Our crystal structures of ODC(1-423) G84R demonstrated that the mutant residue, R84, localized on helix α3, can form hydrogen bonds with the last residue of the dynamic ODC C-terminal helix, α12, independent of the presence or absence of the catalytic cofactor PLP. The mutant protein also differed from wildtype ODC by small displacements of peripheral loops and helices, yet the catalytic centers of wildtype and mutant protein were largely superimposable. We further demonstrated that the catalytic activity of purified, recombinant ODC G84R is highly sensitive to oxidizing conditions, i.e., the absence of reducing agents such as DTT or TCEP, which prevent oxidation from air. However, through cellular reductants such as glutathione and the disulfide bond-resolving protein thioredoxin, the cytoplasm is a reducing environment. When we purified and stored ODC G84R in the presence of low concentrations of the reductant DTT, the protein had only mildly, statistically insignificant, lower activity than wildtype ODC. As shown by sedimentation velocity analysis, ODC G84R, in contrast to wildtype ODC, is prone to oxidation-induced aggregation, which we suggest is mediated through intermolecular disulfide bond formation. However, the molecular basis of the oxidation sensitivity of the mutant protein is not obvious from our crystal structures because we determined the structures in the presence of 2 mM DTT, and our attempts to crystallize ODC G84R in the absence of a reducing agent were unsuccessful.

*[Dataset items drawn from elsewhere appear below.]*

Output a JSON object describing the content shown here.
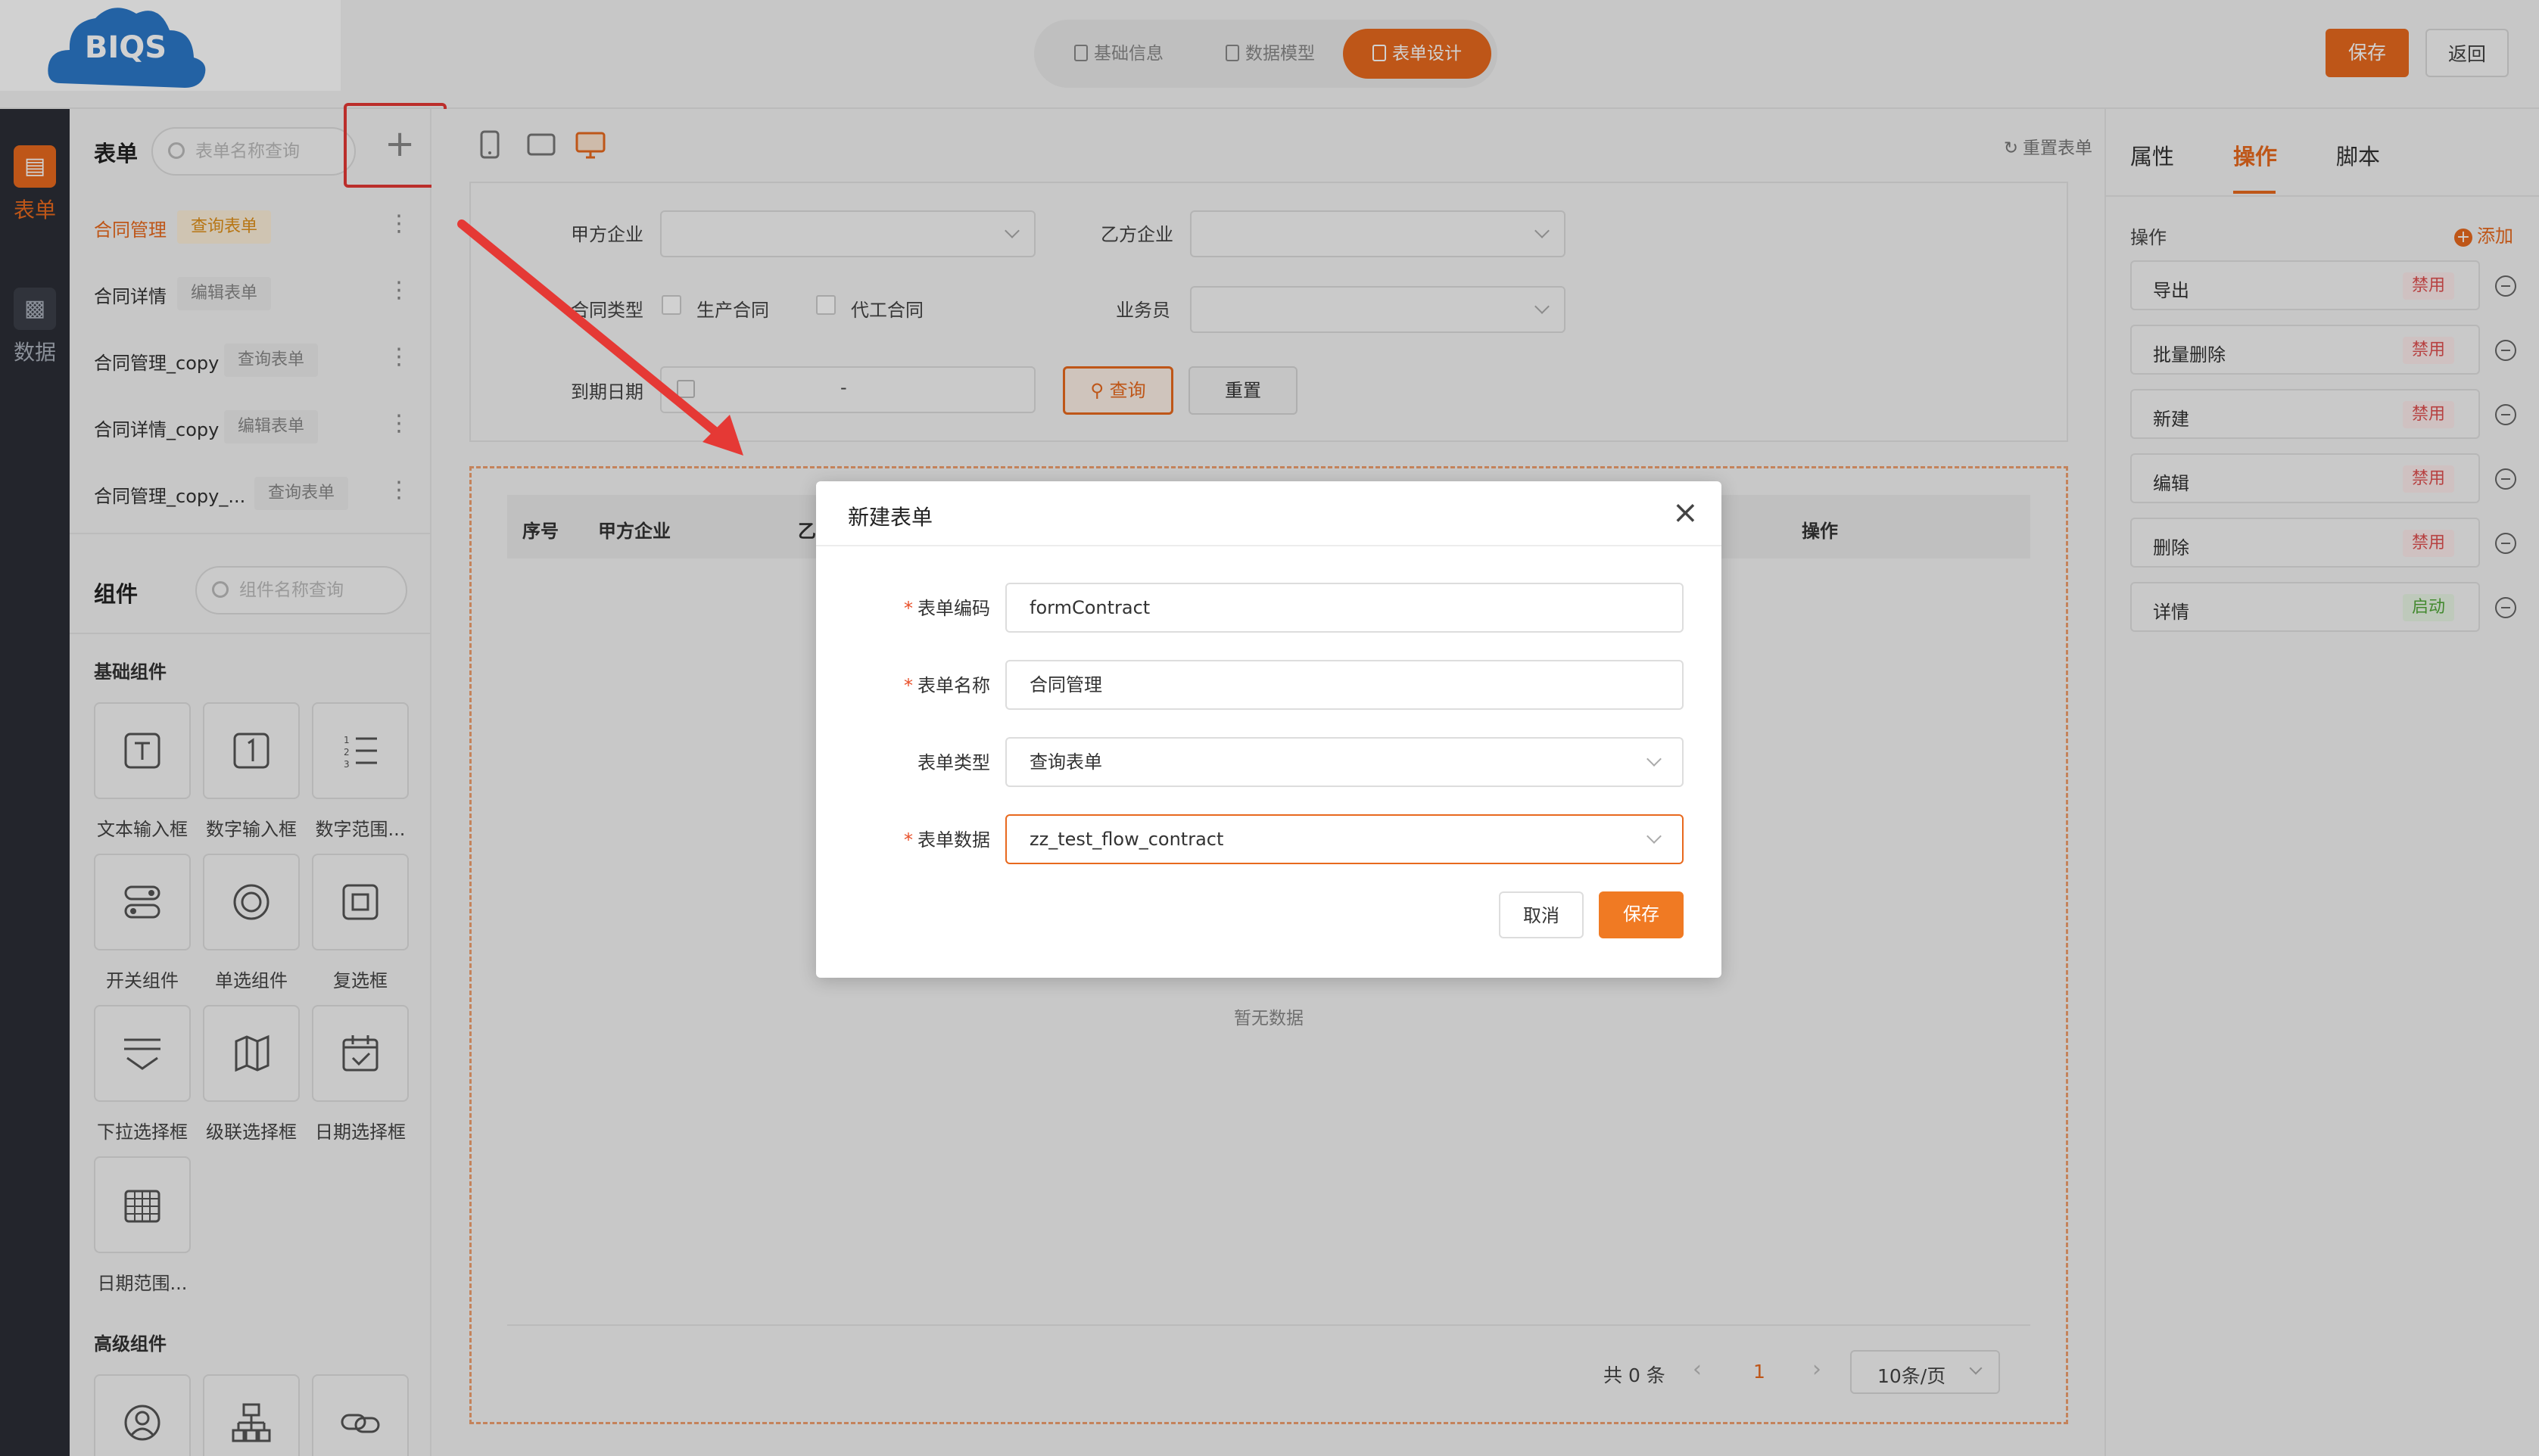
{
  "header": {
    "logo_text": "BIQS",
    "steps": [
      {
        "label": "基础信息",
        "active": false
      },
      {
        "label": "数据模型",
        "active": false
      },
      {
        "label": "表单设计",
        "active": true
      }
    ],
    "save_label": "保存",
    "back_label": "返回"
  },
  "left_nav": [
    {
      "label": "表单",
      "icon": "form-icon",
      "active": true
    },
    {
      "label": "数据",
      "icon": "data-chart-icon",
      "active": false
    }
  ],
  "forms_panel": {
    "title": "表单",
    "search_placeholder": "表单名称查询",
    "add_icon": "plus-icon",
    "items": [
      {
        "name": "合同管理",
        "tag": "查询表单",
        "active": true
      },
      {
        "name": "合同详情",
        "tag": "编辑表单",
        "active": false
      },
      {
        "name": "合同管理_copy",
        "tag": "查询表单",
        "active": false
      },
      {
        "name": "合同详情_copy",
        "tag": "编辑表单",
        "active": false
      },
      {
        "name": "合同管理_copy_...",
        "tag": "查询表单",
        "active": false
      }
    ]
  },
  "components": {
    "title": "组件",
    "search_placeholder": "组件名称查询",
    "basic_title": "基础组件",
    "basic": [
      {
        "label": "文本输入框",
        "icon": "text-input-icon"
      },
      {
        "label": "数字输入框",
        "icon": "number-input-icon"
      },
      {
        "label": "数字范围...",
        "icon": "number-range-icon"
      },
      {
        "label": "开关组件",
        "icon": "switch-icon"
      },
      {
        "label": "单选组件",
        "icon": "radio-icon"
      },
      {
        "label": "复选框",
        "icon": "checkbox-icon"
      },
      {
        "label": "下拉选择框",
        "icon": "dropdown-icon"
      },
      {
        "label": "级联选择框",
        "icon": "cascader-icon"
      },
      {
        "label": "日期选择框",
        "icon": "date-picker-icon"
      },
      {
        "label": "日期范围...",
        "icon": "date-range-icon"
      }
    ],
    "advanced_title": "高级组件",
    "advanced": [
      {
        "icon": "user-icon"
      },
      {
        "icon": "org-tree-icon"
      },
      {
        "icon": "link-icon"
      }
    ]
  },
  "canvas": {
    "reset_label": "重置表单",
    "query": {
      "party_a_label": "甲方企业",
      "party_b_label": "乙方企业",
      "contract_type_label": "合同类型",
      "contract_type_options": [
        "生产合同",
        "代工合同"
      ],
      "salesperson_label": "业务员",
      "due_date_label": "到期日期",
      "date_separator": "-",
      "search_button": "查询",
      "reset_button": "重置"
    },
    "table": {
      "columns": [
        "序号",
        "甲方企业",
        "乙",
        "操作"
      ],
      "empty_text": "暂无数据",
      "total_text": "共 0 条",
      "current_page": "1",
      "page_size": "10条/页"
    }
  },
  "right_panel": {
    "tabs": [
      {
        "label": "属性",
        "active": false
      },
      {
        "label": "操作",
        "active": true
      },
      {
        "label": "脚本",
        "active": false
      }
    ],
    "section_label": "操作",
    "add_label": "添加",
    "operations": [
      {
        "name": "导出",
        "status": "禁用",
        "enabled": false
      },
      {
        "name": "批量删除",
        "status": "禁用",
        "enabled": false
      },
      {
        "name": "新建",
        "status": "禁用",
        "enabled": false
      },
      {
        "name": "编辑",
        "status": "禁用",
        "enabled": false
      },
      {
        "name": "删除",
        "status": "禁用",
        "enabled": false
      },
      {
        "name": "详情",
        "status": "启动",
        "enabled": true
      }
    ]
  },
  "dialog": {
    "title": "新建表单",
    "fields": [
      {
        "label": "表单编码",
        "required": true,
        "value": "formContract",
        "type": "input"
      },
      {
        "label": "表单名称",
        "required": true,
        "value": "合同管理",
        "type": "input"
      },
      {
        "label": "表单类型",
        "required": false,
        "value": "查询表单",
        "type": "select"
      },
      {
        "label": "表单数据",
        "required": true,
        "value": "zz_test_flow_contract",
        "type": "select"
      }
    ],
    "cancel_label": "取消",
    "save_label": "保存"
  },
  "colors": {
    "accent": "#e8691e",
    "highlight_box": "#e53935",
    "annotation_arrow": "#e53935"
  }
}
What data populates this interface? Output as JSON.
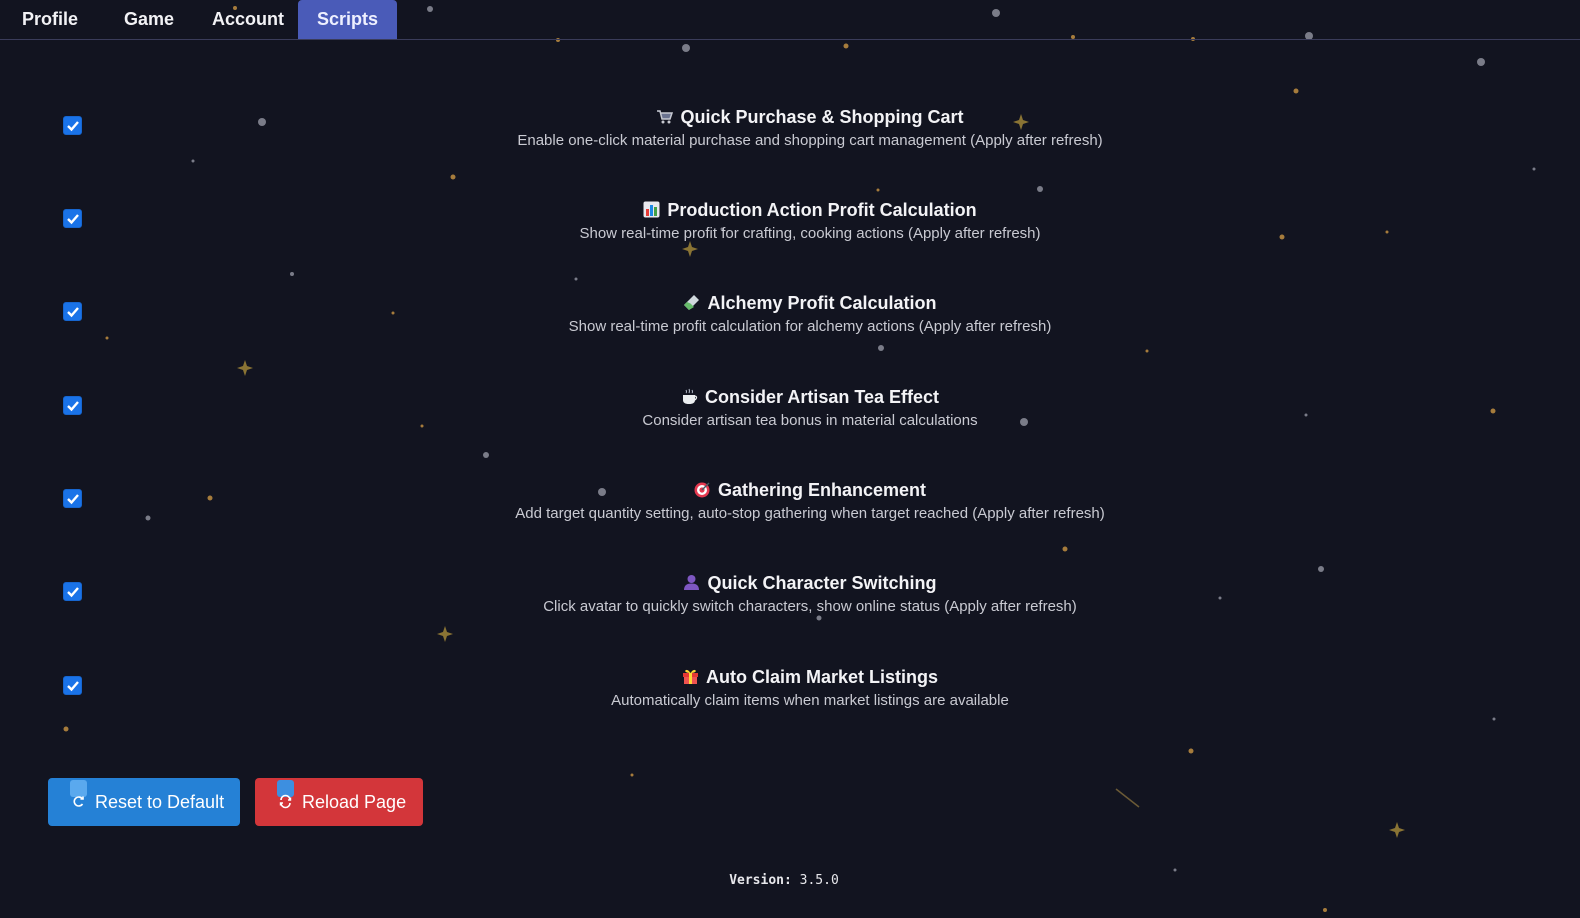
{
  "tabs": [
    {
      "label": "Profile",
      "active": false
    },
    {
      "label": "Game",
      "active": false
    },
    {
      "label": "Account",
      "active": false
    },
    {
      "label": "Scripts",
      "active": true
    }
  ],
  "settings": [
    {
      "icon": "shopping-cart-icon",
      "title": "Quick Purchase & Shopping Cart",
      "description": "Enable one-click material purchase and shopping cart management (Apply after refresh)",
      "checked": true
    },
    {
      "icon": "bar-chart-icon",
      "title": "Production Action Profit Calculation",
      "description": "Show real-time profit for crafting, cooking actions (Apply after refresh)",
      "checked": true
    },
    {
      "icon": "test-tube-icon",
      "title": "Alchemy Profit Calculation",
      "description": "Show real-time profit calculation for alchemy actions (Apply after refresh)",
      "checked": true
    },
    {
      "icon": "tea-cup-icon",
      "title": "Consider Artisan Tea Effect",
      "description": "Consider artisan tea bonus in material calculations",
      "checked": true
    },
    {
      "icon": "target-icon",
      "title": "Gathering Enhancement",
      "description": "Add target quantity setting, auto-stop gathering when target reached (Apply after refresh)",
      "checked": true
    },
    {
      "icon": "user-icon",
      "title": "Quick Character Switching",
      "description": "Click avatar to quickly switch characters, show online status (Apply after refresh)",
      "checked": true
    },
    {
      "icon": "gift-icon",
      "title": "Auto Claim Market Listings",
      "description": "Automatically claim items when market listings are available",
      "checked": true
    }
  ],
  "buttons": {
    "reset_label": "Reset to Default",
    "reset_icon": "refresh-icon",
    "reload_label": "Reload Page",
    "reload_icon": "reload-icon"
  },
  "version": {
    "label": "Version:",
    "value": "3.5.0"
  },
  "colors": {
    "background": "#121420",
    "active_tab": "#4a5bb8",
    "checkbox": "#1a73e8",
    "reset_button": "#2581d6",
    "reload_button": "#d3363a"
  }
}
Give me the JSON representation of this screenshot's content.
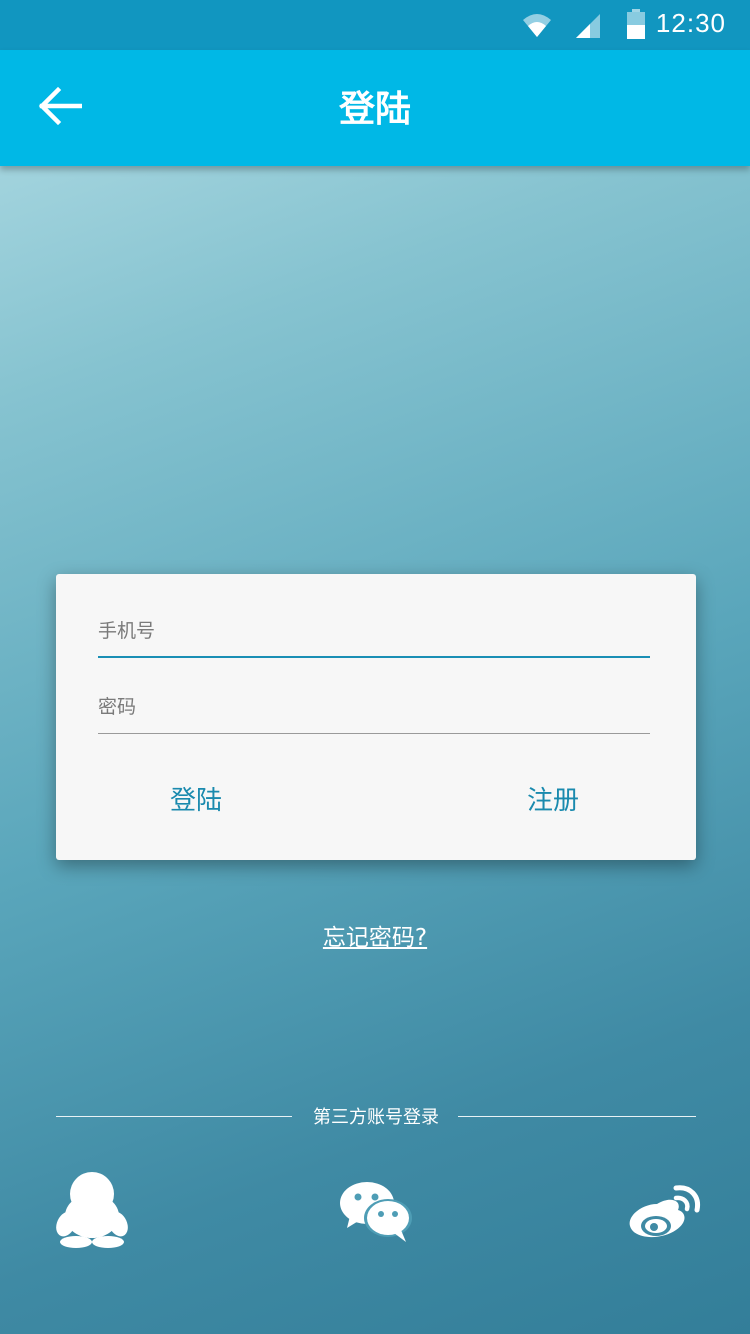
{
  "status_bar": {
    "time": "12:30",
    "icons": [
      "wifi-icon",
      "signal-icon",
      "battery-icon"
    ]
  },
  "header": {
    "title": "登陆",
    "back_icon": "arrow-left-icon"
  },
  "login_form": {
    "phone_placeholder": "手机号",
    "phone_value": "",
    "password_placeholder": "密码",
    "password_value": "",
    "login_label": "登陆",
    "register_label": "注册"
  },
  "forgot_password": "忘记密码?",
  "third_party": {
    "title": "第三方账号登录",
    "providers": [
      "qq-icon",
      "wechat-icon",
      "weibo-icon"
    ]
  },
  "colors": {
    "status_bar": "#1196c0",
    "app_bar": "#00b8e6",
    "accent": "#1a8aae",
    "card": "#f7f7f7"
  }
}
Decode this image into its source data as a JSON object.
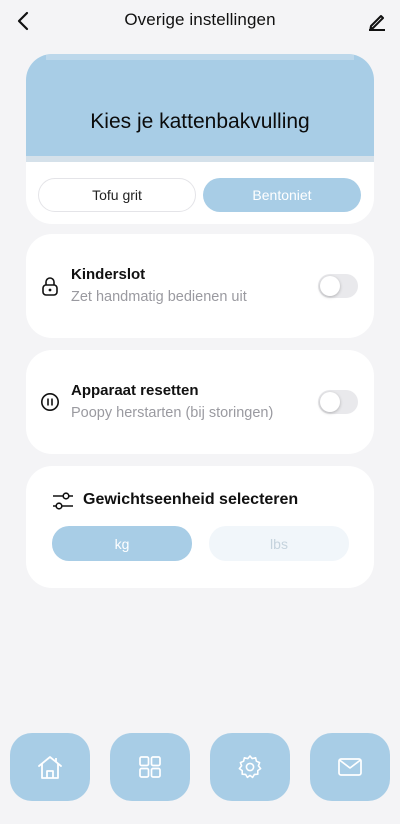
{
  "header": {
    "title": "Overige instellingen",
    "back_icon": "chevron-left-icon",
    "edit_icon": "pencil-icon"
  },
  "litter": {
    "title": "Kies je kattenbakvulling",
    "options": [
      "Tofu grit",
      "Bentoniet"
    ],
    "selected": "Bentoniet"
  },
  "child_lock": {
    "icon": "lock-icon",
    "title": "Kinderslot",
    "subtitle": "Zet handmatig bedienen uit",
    "enabled": false
  },
  "reset": {
    "icon": "pause-circle-icon",
    "title": "Apparaat resetten",
    "subtitle": "Poopy herstarten (bij storingen)",
    "enabled": false
  },
  "weight": {
    "icon": "sliders-icon",
    "title": "Gewichtseenheid selecteren",
    "units": [
      "kg",
      "lbs"
    ],
    "selected": "kg"
  },
  "bottom_nav": {
    "items": [
      "home-icon",
      "grid-icon",
      "settings-icon",
      "mail-icon"
    ]
  },
  "colors": {
    "accent": "#a8cde6",
    "background": "#f4f4f6",
    "card": "#ffffff",
    "muted_text": "#9a9aa0"
  }
}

Since recombinant ODC G84R remained catalytically active under relatively mildly reducing conditions, we speculate that its association with pathological phenotypes might be due to the misregulation of its AZ1-mediated proteasomal degradation rather than due to compromised catalytic activity. Both the structure of ODC(1-423) and the modeled structure of full length ODC reported previously[11] show that R84 interacts with, and likely stabilizes, the border between the C-terminal helix and the unstructured C-tail of ODC, whose dynamics are required for Az1-mediated ODC degradation. We hypothesize that their stabilization increases cellular ODC levels and thereby total ODC activity as well as polyamine levels. Future investigation will be needed to understand the cellular regulation of ODC G84R in a physiological context.